2012-07-31 17:29:30

Il nunzio a Gerusalemme, mons. Franco: i cristiani ponti di pace tra israeliani e palestinesi


Mancano pochi giorni alla conclusione dell’incarico di mons. Antonio Franco quale nunzio apostolico in Israele e Cipro e delegato apostolico a Gerusalemme e in Palestina. Un servizio, intenso e delicato, durato sei anni che il presule ha portato avanti con grande impegno e dedizione. In questa intervista di Alessandro Gisotti, l’arcivescovo Antonio Franco si sofferma sulla sua esperienza in Terra Santa e confida i suoi sentimenti nel momento in cui si appresta a lasciare la nunziatura:RealAudioMP3

R. – Il sentimento che provo è, prima di tutto, quello di una grande gratitudine al Signore e ai superiori che mi hanno consentito di passare questi anni qui in Terra Santa. Devo dire che non ero mai stato in Terra Santa e che sono venuto qui, per la prima volta, proprio come rappresentante del Santo Padre. Quindi per me è stato veramente un privilegio! Ho potuto sperimentare l’unicità di questa terra sul piano spirituale, e ciò che significa nel quadro della storia e della Salvezza, dell’intervento di Dio nella storia dell’uomo. Poi c'è la complessità delle problematiche riguardo le situazioni concrete che si vivono in questa terra, e che la Chiesa presente in questa terra, è chiamata a vivere.

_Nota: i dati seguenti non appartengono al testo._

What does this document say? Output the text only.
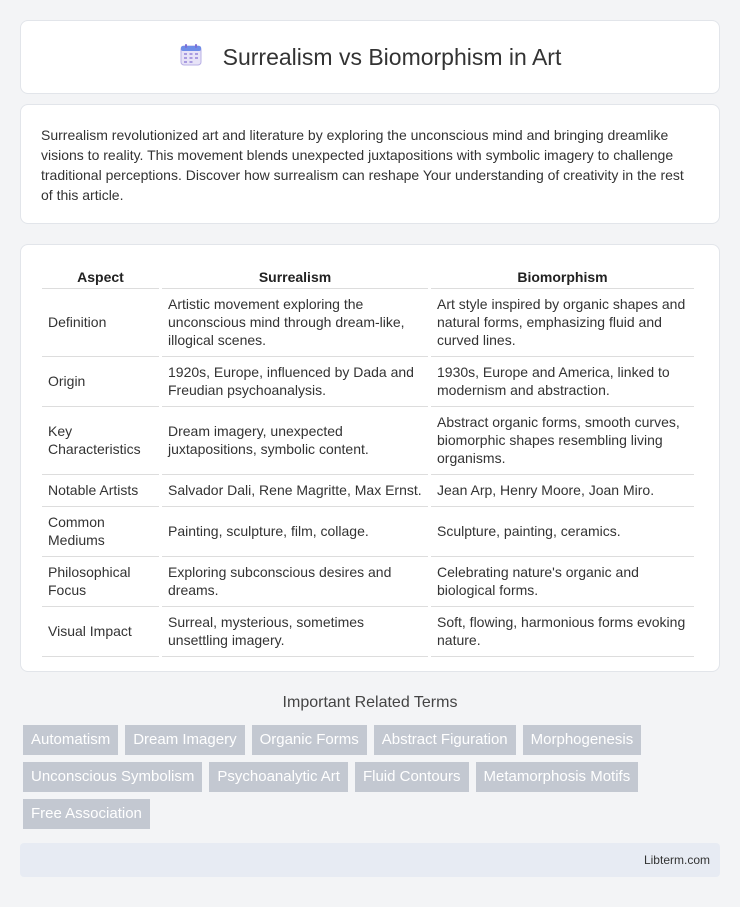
Surrealism vs Biomorphism in Art

Surrealism revolutionized art and literature by exploring the unconscious mind and bringing dreamlike visions to reality. This movement blends unexpected juxtapositions with symbolic imagery to challenge traditional perceptions. Discover how surrealism can reshape Your understanding of creativity in the rest of this article.

Aspect	Surrealism	Biomorphism
Definition	Artistic movement exploring the unconscious mind through dream-like, illogical scenes.	Art style inspired by organic shapes and natural forms, emphasizing fluid and curved lines.
Origin	1920s, Europe, influenced by Dada and Freudian psychoanalysis.	1930s, Europe and America, linked to modernism and abstraction.
Key Characteristics	Dream imagery, unexpected juxtapositions, symbolic content.	Abstract organic forms, smooth curves, biomorphic shapes resembling living organisms.
Notable Artists	Salvador Dali, Rene Magritte, Max Ernst.	Jean Arp, Henry Moore, Joan Miro.
Common Mediums	Painting, sculpture, film, collage.	Sculpture, painting, ceramics.
Philosophical Focus	Exploring subconscious desires and dreams.	Celebrating nature's organic and biological forms.
Visual Impact	Surreal, mysterious, sometimes unsettling imagery.	Soft, flowing, harmonious forms evoking nature.
Important Related Terms
Automatism	Dream Imagery	Organic Forms	Abstract Figuration	Morphogenesis
Unconscious Symbolism	Psychoanalytic Art	Fluid Contours	Metamorphosis Motifs
Free Association
Libterm.com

D. - Quale testimonianza danno oggi le comunità cristiane della Terra Santa ai confratelli di tutto il mondo, anche ai pellegrini che da tutto il mondo vengono in Terra Santa?

R. - Prima di tutto per me la testimonianza è quella della loro presenza, del loro essere qui. Loro oggi rappresentano la Chiesa dei primi secoli, rappresentano tutta la tradizione dello sviluppo della vita cristiana dagli inizi. I cristiani testimoniano prima di tutto la loro fede in Gesù, la fede quindi che dà speranza.

D. - Quanto è importante il ruolo della Chiesa, anche nella sua esperienza, come ponte tra israeliani e palestinesi, in vista della riconciliazione e della pace?

R. - La Chiesa può e deve cercare di fare la mediazione ed essere quindi portatrice di un messaggio agli uni e agli altri. È quello che si cerca di fare attraverso le tante iniziative che ci sono di coinvolgere gli uni e gli altri, di essere in rapporti con gli uni e con gli altri per cercare di creare la mentalità che porti al superamento delle tensioni. Si mantiene viva un’esigenza.

D. - Nel 2009, Benedetto XVI, ha visitato la Terra Santa. Fra poche settimane, sarà in Libano. Qual è il contributo specifico che, secondo lei, il Pontefice può offrire a tutto il Medio Oriente, dunque non solo ai cristiani della regione?

R. - Il contributo è di testimonianza, una visione di convivenza umana, in cui prevalga il rispetto per i diritti e di qui lo sforzo, l’impegno delle componenti politiche, delle forze politiche nel porre come scopo della propria azione la persona umana. Quindi il compito del Papa, il richiamo che il Papa porta, prima di tutto, è un forte appello alla dimensione più profonda dell’essere, della persona, che è quella spirituale, religiosa, che è la sorgente anche di quella speranza, di quel senso che si dà alla vita e di quell’impegno per costruire una vita in cui ci sia il rispetto per l’altro, la pace, l’accoglienza dell’altro.

D. – Nel momento in cui si appresta a lasciare l’incarico, qual è il suo auspicio per tutti i popoli della Terra Santa?

R. - Qui il problema di fondo è la mancanza di pace. L’aspirazione più profonda del mio cuore è che veramente si arrivi a creare le condizioni di pace nella giustizia, perché non ci può essere pace se non c’è giustizia, se non c’è rispetto reciproco.